Oh those pesky plastic peanuts
Thursday, Feb. 29, 1996 | 11:59 a.m.
Islit open the package with a kitchen knife and there they were, plastic "peanuts" covering everything. I tried to scoop off enough of them to get at what was underneath, but they wouldn't go. They stuck to my hands, my shirt, my hair. And I couldn't brush them off. They clung to the counter, the cabinet doors.
"Help," I cried in pathetic despair.
My wife, Lucy, finally arrived. "Electricity in the air," she said.
I marched to the phone. "I've had it with these things," I said. "'I'm going to call the company - the president."
The person in charge of complaints - not the president, naturally - was a soft-spoken man who probably held the phone as far away as possible from his ear as I discharged my grievances. "Let me assure you, sir, that we share in your concern," he said. I paused, momentarily taken aback. "We really want to address this problem."
"They used to just scatter," I moaned. "Now they stick to everything. I can't get them off my hands!" Silence. "Couldn't you, please, find something else?"
"Believe me, sir, if there was a better product, we would use it. Our research and development branch gives packaging its highest priority. It is constantly experimenting with new materials. But we welcome your concern. In fact, should you have any recommendations...."

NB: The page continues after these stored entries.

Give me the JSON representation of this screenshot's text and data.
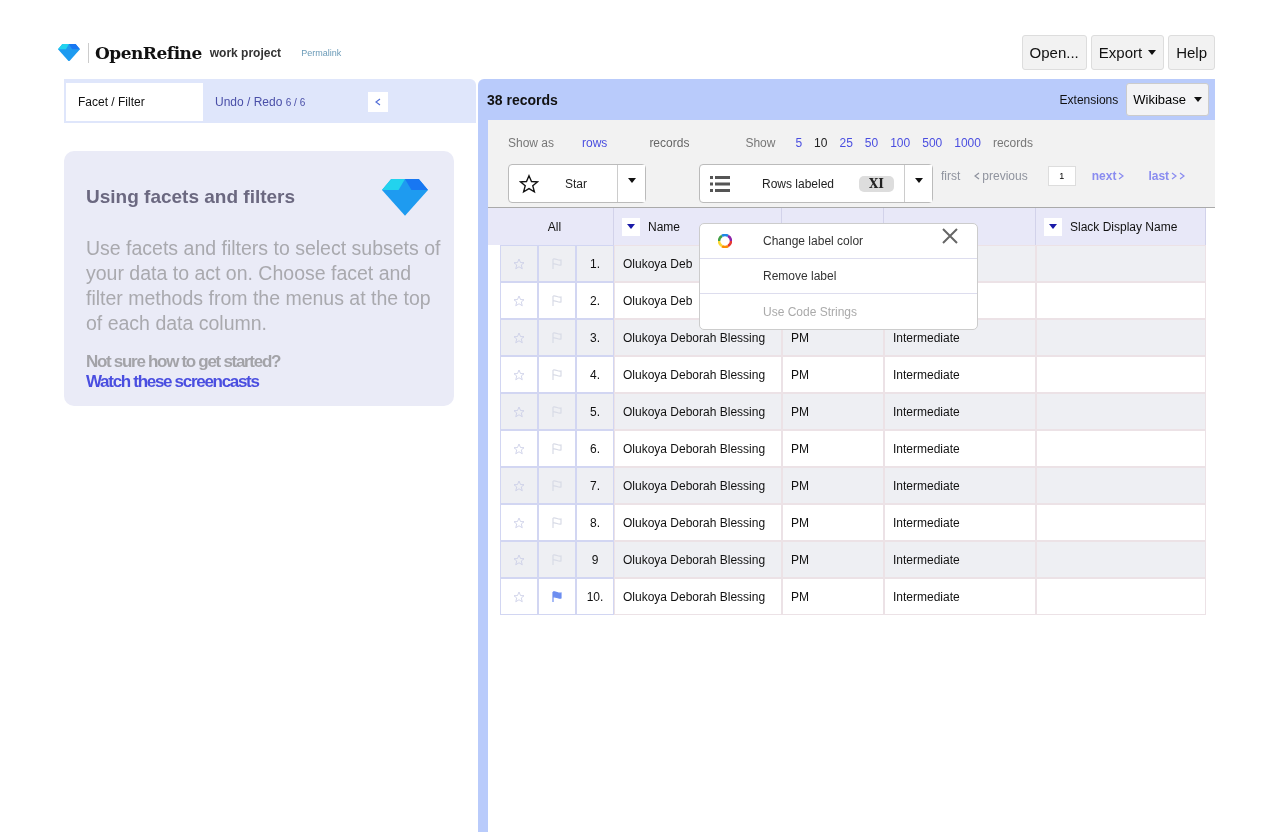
{
  "header": {
    "app_name": "OpenRefine",
    "project": "work project",
    "permalink": "Permalink",
    "buttons": [
      {
        "label": "Open...",
        "dropdown": false
      },
      {
        "label": "Export",
        "dropdown": true
      },
      {
        "label": "Help",
        "dropdown": false
      }
    ]
  },
  "left_panel": {
    "tabs": [
      {
        "label": "Facet / Filter",
        "selected": true
      },
      {
        "label": "Undo / Redo",
        "count": "6 / 6",
        "selected": false
      }
    ],
    "help_card": {
      "title": "Using facets and filters",
      "body": "Use facets and filters to select subsets of your data to act on. Choose facet and filter methods from the menus at the top of each data column.",
      "prompt": "Not sure how to get started?",
      "link": "Watch these screencasts"
    }
  },
  "data_panel": {
    "record_count": "38 records",
    "extensions_label": "Extensions",
    "extensions_menu": "Wikibase",
    "show_as": {
      "label": "Show as",
      "options": [
        {
          "label": "rows",
          "selected": false
        },
        {
          "label": "records",
          "selected": true
        }
      ]
    },
    "page_size": {
      "label": "Show",
      "options": [
        {
          "label": "5",
          "selected": false
        },
        {
          "label": "10",
          "selected": true
        },
        {
          "label": "25",
          "selected": false
        },
        {
          "label": "50",
          "selected": false
        },
        {
          "label": "100",
          "selected": false
        },
        {
          "label": "500",
          "selected": false
        },
        {
          "label": "1000",
          "selected": false
        }
      ],
      "unit": "records"
    },
    "star_button": "Star",
    "label_button": {
      "label": "Rows labeled",
      "badge": "XI"
    },
    "pagination": {
      "first": {
        "label": "first",
        "disabled": true
      },
      "previous": {
        "label": "previous",
        "disabled": true
      },
      "page": "1",
      "next": {
        "label": "next",
        "disabled": false
      },
      "last": {
        "label": "last",
        "disabled": false
      }
    },
    "table": {
      "columns": [
        {
          "label": "All",
          "menu": false
        },
        {
          "label": "Name",
          "menu": true
        },
        {},
        {},
        {
          "label": "Slack Display Name",
          "menu": true
        }
      ],
      "rows": [
        {
          "number": "1.",
          "name": "Olukoya Deb",
          "starred": false,
          "flagged": false
        },
        {
          "number": "2.",
          "name": "Olukoya Deb",
          "starred": false,
          "flagged": false
        },
        {
          "number": "3.",
          "name": "Olukoya Deborah Blessing",
          "role": "PM",
          "level": "Intermediate",
          "starred": false,
          "flagged": false
        },
        {
          "number": "4.",
          "name": "Olukoya Deborah Blessing",
          "role": "PM",
          "level": "Intermediate",
          "starred": false,
          "flagged": false
        },
        {
          "number": "5.",
          "name": "Olukoya Deborah Blessing",
          "role": "PM",
          "level": "Intermediate",
          "starred": false,
          "flagged": false
        },
        {
          "number": "6.",
          "name": "Olukoya Deborah Blessing",
          "role": "PM",
          "level": "Intermediate",
          "starred": false,
          "flagged": false
        },
        {
          "number": "7.",
          "name": "Olukoya Deborah Blessing",
          "role": "PM",
          "level": "Intermediate",
          "starred": false,
          "flagged": false
        },
        {
          "number": "8.",
          "name": "Olukoya Deborah Blessing",
          "role": "PM",
          "level": "Intermediate",
          "starred": false,
          "flagged": false
        },
        {
          "number": "9",
          "name": "Olukoya Deborah Blessing",
          "role": "PM",
          "level": "Intermediate",
          "starred": false,
          "flagged": false
        },
        {
          "number": "10.",
          "name": "Olukoya Deborah Blessing",
          "role": "PM",
          "level": "Intermediate",
          "starred": false,
          "flagged": true
        }
      ]
    },
    "label_menu": {
      "items": [
        {
          "label": "Change label color",
          "kind": "color",
          "disabled": false
        },
        {
          "label": "Remove label",
          "kind": "plain",
          "disabled": false
        },
        {
          "label": "Use Code Strings",
          "kind": "plain",
          "disabled": true
        }
      ]
    }
  }
}
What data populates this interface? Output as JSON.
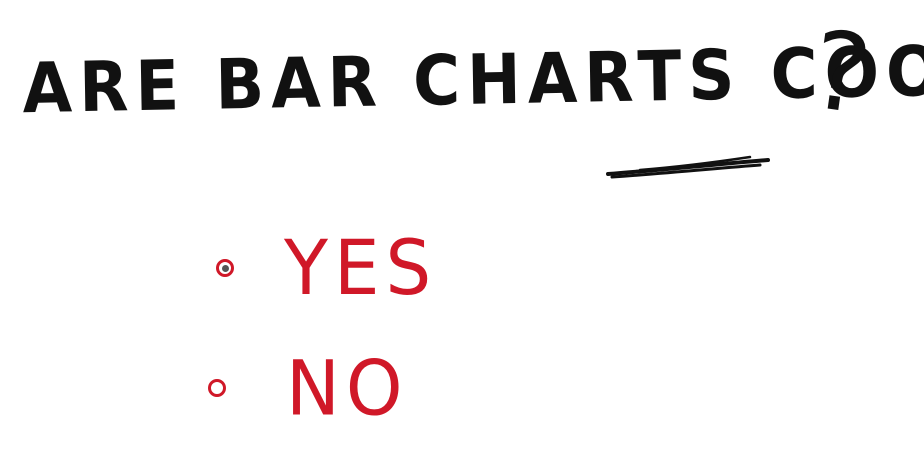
{
  "question": {
    "text": "ARE BAR CHARTS COOL",
    "mark": "?"
  },
  "options": [
    {
      "label": "YES",
      "selected": true
    },
    {
      "label": "NO",
      "selected": false
    }
  ],
  "colors": {
    "ink": "#111111",
    "answer": "#d01828",
    "radio_dot": "#555555"
  }
}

"Old Ping-Pong balls," I said, waking in the night. Peat moss? Spanish moss? Shredded cardboard, newspaper, shredded documents? The Pentagon! Washington alone should be able to supply the whole packaging industry.
Meanwhile, needed household items kept coming - mixing bowls for our son, some dessert plates from Italy - in boxes popping with "peanuts." Deliveries, once looked forward to as minor but important bright spots in the day, were now dreaded as times of crisis. Weeks went by. Months. No comments on any of my suggestions. Then one day a letter from that company:
"For some time we have been working to improve the quality of our packaging material. We are therefore pleased to inform you of the following:"
"Ah, ha!" I exclaimed.
"The polystyrene packing peanut was the finest packaging material on the market. It had no equal. Whether it protected a delicate vase or a lamp shade, it ensured that your order arrived in perfect condition. However, we now have a peanut that is far superior. While maintaining its properties as a packaging material, the product is also biodegradable. Made from starch, it dissolves in water. Simply place these peanuts in your kitchen sink, fill with water, and let nature do the rest. Or if you wish to dispose of large amounts, take them outside and hose them down, or release them into a pond or stream...."
"Hallelujah!" I shouted. We poured the peanuts into the sink and watched them melt away to nothing. "More!" I cried. "Give us more!" It was a victory for perseverance - on everyone's part. I wrote the company and congratulated them.
A month went by, and one day two large packages arrived from the same store: a vegetable juicer and a mini-Cuisinart. Christmas in March! We eagerly tore open the boxes.
It was raining, so I took the peanuts outside and dumped them onto the lawn. The wind scattered them, driving them in under the hedges and whirling them up into the branches of the spruce trees.
" 'Blow winds, and crack your cheeks!' " I shouted. "One more minute and.... Zap!" Clouds of them swirled off across the blueberry field beyond the stone wall, past the flower garden and the apple trees. I marched back into the house.
"They've re-called the starch peanut," Lucy said. I grabbed the letter from her and dashed into the rain. It might take me a month, but I would find every one.